Le récit captivant par Ronen Bergman de l’utilisation par Israël d’assassinats ciblés dévoile pour la première fois de nombreuses opérations menées au nom de la sécurité nationale. Certaines peuvent inspirer le lecteur, d’autres sont à vomir.

Le nouveau livre de Bergman, "Rise and Kill First : L’histoire secrète des assassinats ciblés d’Israël", est un blockbuster dans tous les sens du mot, dont le corps de 630 pages est complété par 70 pages de notes et 10 autres pages très denses énumérant les sources orales et écrites. (Il y a aussi un index très utile.)

Vous penserez peut-être que c’est un maniaque (ou même un obsédé), mais la documentation de Bergman n’a rien de prétentieux ni d’exagéré. Au contraire, elle fournit les sources essentielles de centaines d’épisodes de l’histoire des services de renseignement et de sécurité d’Israël. Elles vont de l’époque pré-étatique, quand des agents sionistes frappaient des responsables britanniques et des « maraudeurs arabes » [terme sioniste désignant les combattants palestiniens, NdE] en Palestine, et des assassins nazis en Europe, jusqu’aux récentes frappes contre les « maîtres de la terreur » du Hamas et du Hezbollah et la série de morts subites d’ingénieurs iraniens du nucléaire, par ailleurs en parfaite santé.
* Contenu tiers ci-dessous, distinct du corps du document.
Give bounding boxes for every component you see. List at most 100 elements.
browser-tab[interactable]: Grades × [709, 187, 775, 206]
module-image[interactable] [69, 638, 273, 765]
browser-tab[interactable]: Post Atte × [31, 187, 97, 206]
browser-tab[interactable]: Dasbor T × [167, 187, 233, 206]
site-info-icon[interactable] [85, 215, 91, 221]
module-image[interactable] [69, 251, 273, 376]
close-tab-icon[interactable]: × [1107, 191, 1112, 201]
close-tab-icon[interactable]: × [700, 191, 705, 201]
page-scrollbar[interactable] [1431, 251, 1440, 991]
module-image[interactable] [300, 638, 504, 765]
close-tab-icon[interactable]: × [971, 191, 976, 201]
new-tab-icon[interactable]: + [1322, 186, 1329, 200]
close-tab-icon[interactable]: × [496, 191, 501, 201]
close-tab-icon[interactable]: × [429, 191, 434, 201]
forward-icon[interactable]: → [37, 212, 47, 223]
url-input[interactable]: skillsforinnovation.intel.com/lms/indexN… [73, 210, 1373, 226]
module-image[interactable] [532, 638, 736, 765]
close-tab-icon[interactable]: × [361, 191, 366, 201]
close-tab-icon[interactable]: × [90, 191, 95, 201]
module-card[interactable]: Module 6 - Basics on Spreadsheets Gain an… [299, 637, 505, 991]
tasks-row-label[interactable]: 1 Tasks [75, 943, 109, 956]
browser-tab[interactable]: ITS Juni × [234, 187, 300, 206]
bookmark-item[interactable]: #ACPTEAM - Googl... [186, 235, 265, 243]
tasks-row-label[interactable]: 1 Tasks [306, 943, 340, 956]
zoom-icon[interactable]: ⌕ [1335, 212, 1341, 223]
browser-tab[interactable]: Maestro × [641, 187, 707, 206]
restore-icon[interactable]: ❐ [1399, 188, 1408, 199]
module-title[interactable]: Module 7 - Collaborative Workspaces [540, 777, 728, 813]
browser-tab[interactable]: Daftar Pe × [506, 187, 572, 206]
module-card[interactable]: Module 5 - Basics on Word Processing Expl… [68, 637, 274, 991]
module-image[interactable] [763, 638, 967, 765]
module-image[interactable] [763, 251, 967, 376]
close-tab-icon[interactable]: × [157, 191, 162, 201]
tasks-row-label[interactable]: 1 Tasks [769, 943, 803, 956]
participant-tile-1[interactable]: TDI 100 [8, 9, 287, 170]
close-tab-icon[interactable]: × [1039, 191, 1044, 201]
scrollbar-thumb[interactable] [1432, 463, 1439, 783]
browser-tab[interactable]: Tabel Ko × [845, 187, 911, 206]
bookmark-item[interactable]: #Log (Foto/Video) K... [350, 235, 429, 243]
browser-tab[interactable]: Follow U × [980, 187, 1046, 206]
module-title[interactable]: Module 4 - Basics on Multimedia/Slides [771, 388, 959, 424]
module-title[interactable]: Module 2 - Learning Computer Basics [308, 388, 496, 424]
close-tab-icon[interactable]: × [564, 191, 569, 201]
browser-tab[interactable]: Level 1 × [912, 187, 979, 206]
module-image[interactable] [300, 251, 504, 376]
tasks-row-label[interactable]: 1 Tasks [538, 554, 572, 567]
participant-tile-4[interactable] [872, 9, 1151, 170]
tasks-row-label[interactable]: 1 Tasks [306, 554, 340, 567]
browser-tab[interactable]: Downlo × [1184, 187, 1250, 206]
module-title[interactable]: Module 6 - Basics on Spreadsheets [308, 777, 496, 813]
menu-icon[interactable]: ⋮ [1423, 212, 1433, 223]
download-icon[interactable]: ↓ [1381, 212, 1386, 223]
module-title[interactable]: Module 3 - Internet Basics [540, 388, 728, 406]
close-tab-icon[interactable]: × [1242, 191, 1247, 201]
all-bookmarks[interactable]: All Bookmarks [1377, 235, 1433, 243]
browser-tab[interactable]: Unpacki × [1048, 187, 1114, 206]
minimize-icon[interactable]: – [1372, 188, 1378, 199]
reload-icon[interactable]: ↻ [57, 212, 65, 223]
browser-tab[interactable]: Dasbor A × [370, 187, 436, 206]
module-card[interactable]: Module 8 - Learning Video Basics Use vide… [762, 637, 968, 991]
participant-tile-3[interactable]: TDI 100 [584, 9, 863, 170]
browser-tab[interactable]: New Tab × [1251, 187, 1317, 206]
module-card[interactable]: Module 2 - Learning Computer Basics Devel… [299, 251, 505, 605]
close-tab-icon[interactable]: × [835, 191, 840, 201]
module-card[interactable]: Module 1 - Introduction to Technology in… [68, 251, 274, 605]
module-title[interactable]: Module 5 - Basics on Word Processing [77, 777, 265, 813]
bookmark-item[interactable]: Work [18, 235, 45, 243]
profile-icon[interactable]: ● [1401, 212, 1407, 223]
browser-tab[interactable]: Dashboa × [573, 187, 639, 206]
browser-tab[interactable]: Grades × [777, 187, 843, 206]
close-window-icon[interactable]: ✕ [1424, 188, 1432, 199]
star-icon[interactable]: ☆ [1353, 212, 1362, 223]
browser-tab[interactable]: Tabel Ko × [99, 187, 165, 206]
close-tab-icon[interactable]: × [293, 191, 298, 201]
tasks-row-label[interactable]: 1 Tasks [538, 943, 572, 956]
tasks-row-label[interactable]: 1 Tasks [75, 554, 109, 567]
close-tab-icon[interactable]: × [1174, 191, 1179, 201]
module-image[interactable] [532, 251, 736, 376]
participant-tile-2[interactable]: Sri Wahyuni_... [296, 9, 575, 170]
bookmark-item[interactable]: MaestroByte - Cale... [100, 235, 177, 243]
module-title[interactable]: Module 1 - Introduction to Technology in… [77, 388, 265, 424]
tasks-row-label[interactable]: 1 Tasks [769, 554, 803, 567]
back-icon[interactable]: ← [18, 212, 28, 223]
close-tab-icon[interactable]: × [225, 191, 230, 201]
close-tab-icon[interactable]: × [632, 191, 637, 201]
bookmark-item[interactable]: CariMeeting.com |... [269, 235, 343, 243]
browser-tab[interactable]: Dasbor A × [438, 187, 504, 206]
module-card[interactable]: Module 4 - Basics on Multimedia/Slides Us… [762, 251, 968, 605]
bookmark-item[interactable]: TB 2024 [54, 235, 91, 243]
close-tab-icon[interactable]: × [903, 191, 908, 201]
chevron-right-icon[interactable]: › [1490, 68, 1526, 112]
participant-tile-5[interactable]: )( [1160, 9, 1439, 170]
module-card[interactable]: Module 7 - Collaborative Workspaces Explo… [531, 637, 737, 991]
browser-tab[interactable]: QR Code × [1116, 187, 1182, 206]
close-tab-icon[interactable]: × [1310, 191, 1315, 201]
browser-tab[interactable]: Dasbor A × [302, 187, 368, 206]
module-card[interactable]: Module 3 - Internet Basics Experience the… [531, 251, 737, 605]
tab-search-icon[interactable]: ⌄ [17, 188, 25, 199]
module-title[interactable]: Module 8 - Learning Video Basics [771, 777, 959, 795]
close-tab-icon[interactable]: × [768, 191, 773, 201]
Certaines de ces histoires semblent difficiles à croire - non seulement parce que ces histoires elles-mêmes ont l’air de sortir de romans d’espionnage, mais aussi parce qu’il est difficile de croire que tant d’entre elles soient racontées ici pour la première fois et en un seul et même volume. Mais une lecture attentive des notes de Bergman nous apprend que la plupart des opérations décrites dans le livre - dont beaucoup sont des assassinats - lui ont été révélées lors d’entretiens personnels (avec plus de 1000 sources, souvent identifiées seulement par des noms de code) ou par des documents qui lui sont tombés entre les mains.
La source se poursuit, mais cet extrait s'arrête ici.